Other organizations, such as the Religious Coalition for Emergency Human Needs have seen similar growth, according to the Rev. Brian Scott, executive director of the coalition.
He said people should be aware that the coalition and other services need help almost every day, not just at Thanksgiving and Christmas, with about 1,500 people in the county using the food banks at some point during the year.
“We’re encouraging people to drop off food at local food banks not only during homeless awareness month but during the year,” Scott said. “That’s one of the things we’d encourage people to do, to drop off a bag of groceries or some canned food items. It really makes a difference if families are able to feed their families or not.”
Scott said the need for food and assistance has soared over the last five years — more than double the number of people are coming to ask for food or other help in 2012 compared with 2007, but resources are harder to come by.

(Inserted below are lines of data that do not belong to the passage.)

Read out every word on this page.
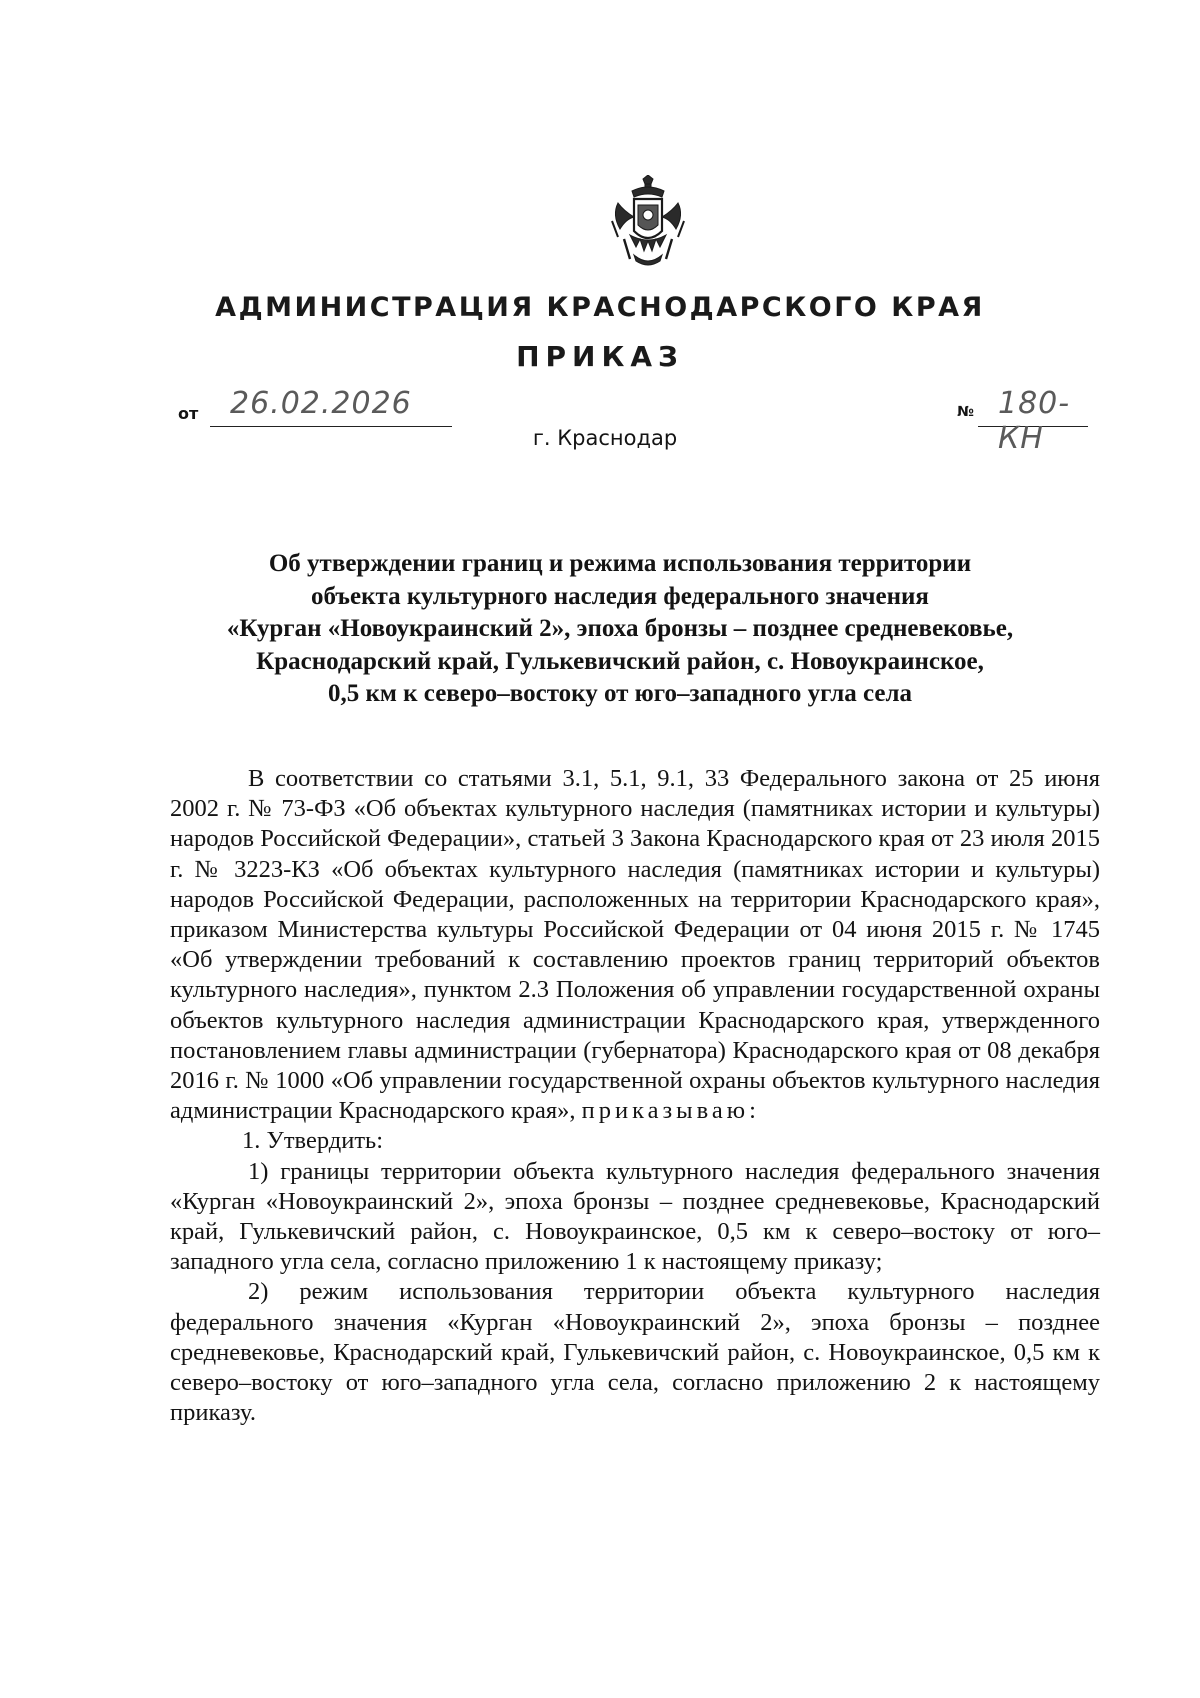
АДМИНИСТРАЦИЯ КРАСНОДАРСКОГО КРАЯ
ПРИКАЗ
от 26.02.2026	№ 180-КН
г. Краснодар
Об утверждении границ и режима использования территории
объекта культурного наследия федерального значения
«Курган «Новоукраинский 2», эпоха бронзы – позднее средневековье,
Краснодарский край, Гулькевичский район, с. Новоукраинское,
0,5 км к северо–востоку от юго–западного угла села

В соответствии со статьями 3.1, 5.1, 9.1, 33 Федерального закона от 25 июня 2002 г. № 73-ФЗ «Об объектах культурного наследия (памятниках истории и культуры) народов Российской Федерации», статьей 3 Закона Краснодарского края от 23 июля 2015 г. № 3223-КЗ «Об объектах культурного наследия (памятниках истории и культуры) народов Российской Федерации, расположенных на территории Краснодарского края», приказом Министерства культуры Российской Федерации от 04 июня 2015 г. № 1745 «Об утверждении требований к составлению проектов границ территорий объектов культурного наследия», пунктом 2.3 Положения об управлении государственной охраны объектов культурного наследия администрации Краснодарского края, утвержденного постановлением главы администрации (губернатора) Краснодарского края от 08 декабря 2016 г. № 1000 «Об управлении государственной охраны объектов культурного наследия администрации Краснодарского края», приказываю:

1. Утвердить:

1) границы территории объекта культурного наследия федерального значения «Курган «Новоукраинский 2», эпоха бронзы – позднее средневековье, Краснодарский край, Гулькевичский район, с. Новоукраинское, 0,5 км к северо–востоку от юго–западного угла села, согласно приложению 1 к настоящему приказу;

2) режим использования территории объекта культурного наследия федерального значения «Курган «Новоукраинский 2», эпоха бронзы – позднее средневековье, Краснодарский край, Гулькевичский район, с. Новоукраинское, 0,5 км к северо–востоку от юго–западного угла села, согласно приложению 2 к настоящему приказу.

Between all the programs the coalition runs or helps to run — including the cold weather shelter, aid to keep families from becoming homeless and health care assistance — the coalition offered help to nearly 5,000 county residents.
In 2011, the shelter helped 1,000 families avoid becoming homeless. But Scott said the number of families coming to the coalition for help continues to increase, despite the group having less money.
“Now they come directly to us,” Scott said. “There’s less dollars available to try to bridge the gap, and our costs to prevent that family from becoming homeless has increased ... the numbers are not declining. They’re increasing.”
The final event, to be held Sunday at 2 p.m. is a performance by Sweet Honey in the Rock at the Weinberg Center for the Arts. Proceeds will benefit the Religious Coalition for Emergency Human Needs. Tickets are available at the Weinberg Center, and via its website, www.weinbergcenter.org.